New and old audiences alike will have much to gain from watching this film again. De Cou thinks of the film and its music in three major components. We start off in sepia, and a bland, lonely visual as Dorothy’s loneliness and disenchantment are made clear. “Over the Rainbow” is a very simple tune without huge orchestrations and heavy instrumental sound. Its effectiveness is in its simplicity.
The second major change ties into technicolour “and the music is suddenly incredibly vivid and colourful as it comes to life,” says de Cou. A wordless women’s chorus greets this transition. And nothing is quite as unique to the film as “Munchkinland.” Here, the conducting gets tricky as de Cou shares “the voices of the Munchkins were sped up to sound higher which also made them less rhythmically accurate;” making this section one of the hardest to align. De Cou doesn’t use a click track with the orchestra, knowing the score well. Musicians play and respond to his conducting and tempi as they would any other music.
And then finally, we’re back in Kansas, and the return of the sepia-tones. It is different now though, having gone through the visual and musical journey, shares de Cou, “the music is poignant, in counterpoint, not intrusive and plays on emotions. In a philosophical way, we are all looking for home.” So when the music returns, with the underscoring of “Over the Rainbow,” “it’s so effective at the end because we’ve heard it before. The sentiment, it manipulates the audience.”
De Cou has experience watching films without the music, with just dialogue and sound effects; it doesn’t have the same emotional impact. De Cou gives the ending of E.T. as an example: the famous bicycle escape scene which Spielberg famously cut to fit John Williams’ score; “it totally transformed everything you see,” he says, “everyone is in tears at the end of the movie because of the music. It bypasses your mind and goes straight to your heart.” The Wiz has the same effect.
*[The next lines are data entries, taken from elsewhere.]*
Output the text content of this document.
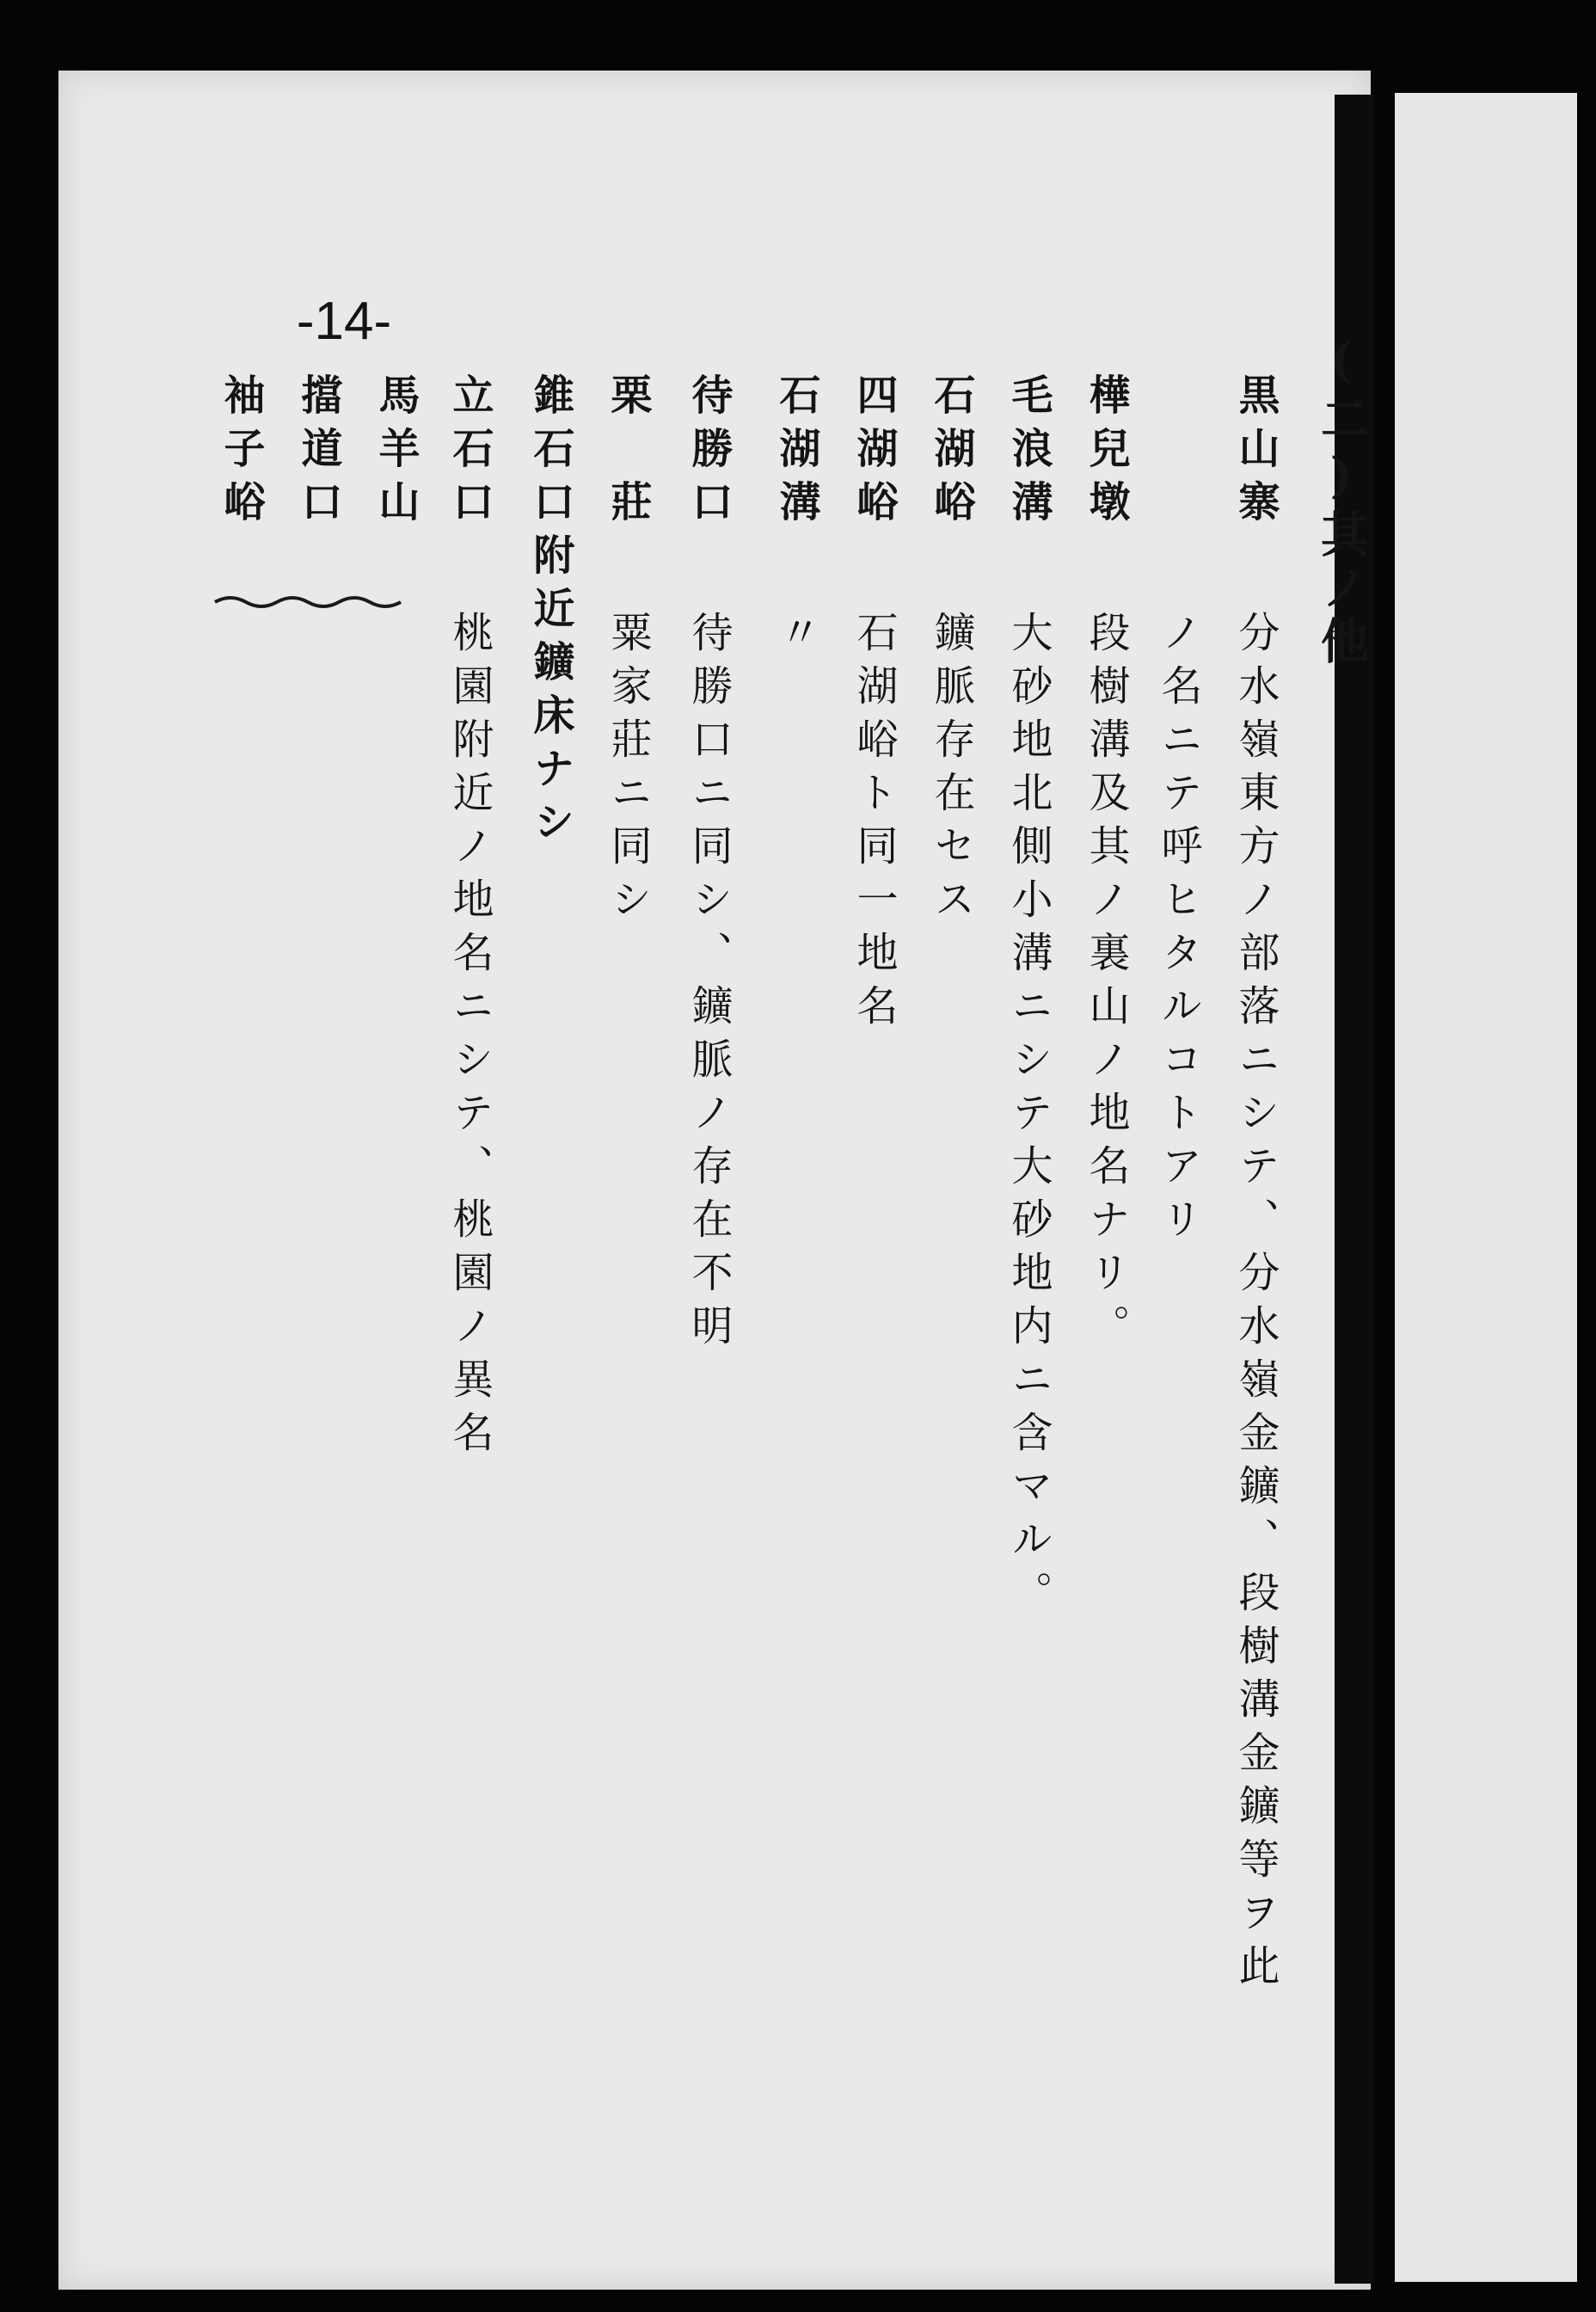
(二)其ノ他
黒山寨
分水嶺東方ノ部落ニシテ、分水嶺金鑛、段樹溝金鑛等ヲ此
ノ名ニテ呼ヒタルコトアリ
樺兒墩
段樹溝及其ノ裏山ノ地名ナリ。
毛浪溝
大砂地北側小溝ニシテ大砂地内ニ含マル。
石湖峪
鑛脈存在セス
四湖峪
石湖峪ト同一地名
石湖溝
〃
待勝口
待勝口ニ同シ、鑛脈ノ存在不明
栗　莊
粟家莊ニ同シ
錐石口附近鑛床ナシ
立石口
桃園附近ノ地名ニシテ、桃園ノ異名
馬羊山
擋道口
袖子峪
-14-
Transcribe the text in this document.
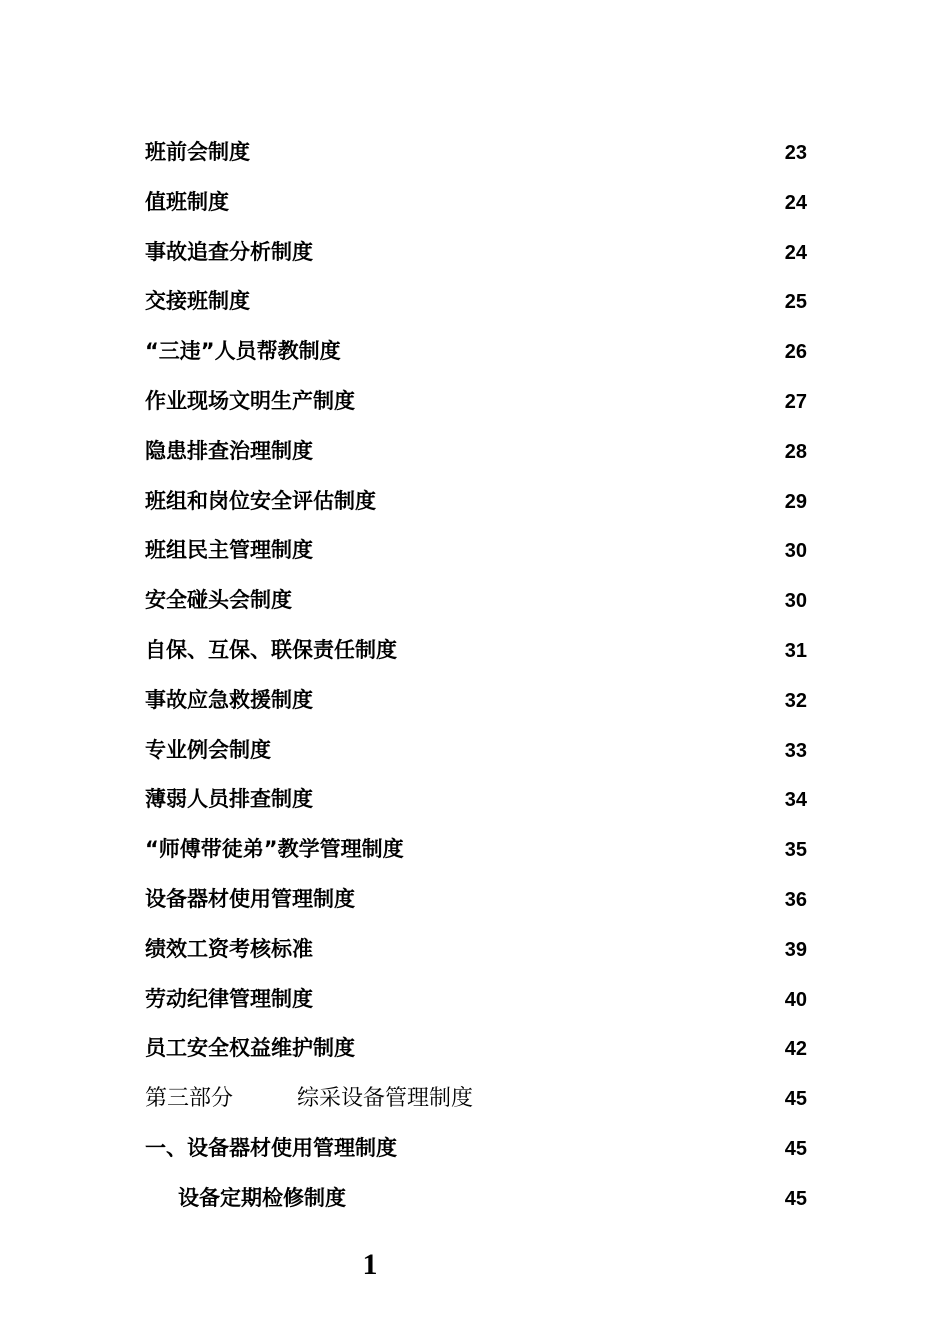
班前会制度	23
值班制度	24
事故追查分析制度	24
交接班制度	25
“三违”人员帮教制度	26
作业现场文明生产制度	27
隐患排查治理制度	28
班组和岗位安全评估制度	29
班组民主管理制度	30
安全碰头会制度	30
自保、互保、联保责任制度	31
事故应急救援制度	32
专业例会制度	33
薄弱人员排查制度	34
“师傅带徒弟”教学管理制度	35
设备器材使用管理制度	36
绩效工资考核标准	39
劳动纪律管理制度	40
员工安全权益维护制度	42
第三部分	综采设备管理制度	45
一、设备器材使用管理制度	45
设备定期检修制度	45
1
“Performances like this are great for kids & families,” says de Cou, “people feel like they are buying a ticket to a movie instead of a symphony.“ Musicians and audiences alike love these increasingly popular presentations of live film concerts. “We share the same passion for films as our audience,” shares Beecher, “the stories, the actors, and of course the scores. For many of us, that first time listening to a John Williams score is what inspired us to be a musician.”
“It’s a special treat to be able to accompany an iconic voice like Judy Garland’s,” says Beecher, “And we’ll be just as excited by the flourish of technicolour as the audience.” The Wizard of Oz is a timeless classic and what better way to reintroduce it to new generations than through music. “It speaks on so many levels,” says de Cou, “everyone grew up with this music and this film as children. It is imprinted in our group musical DNA. It is all music we know and love.”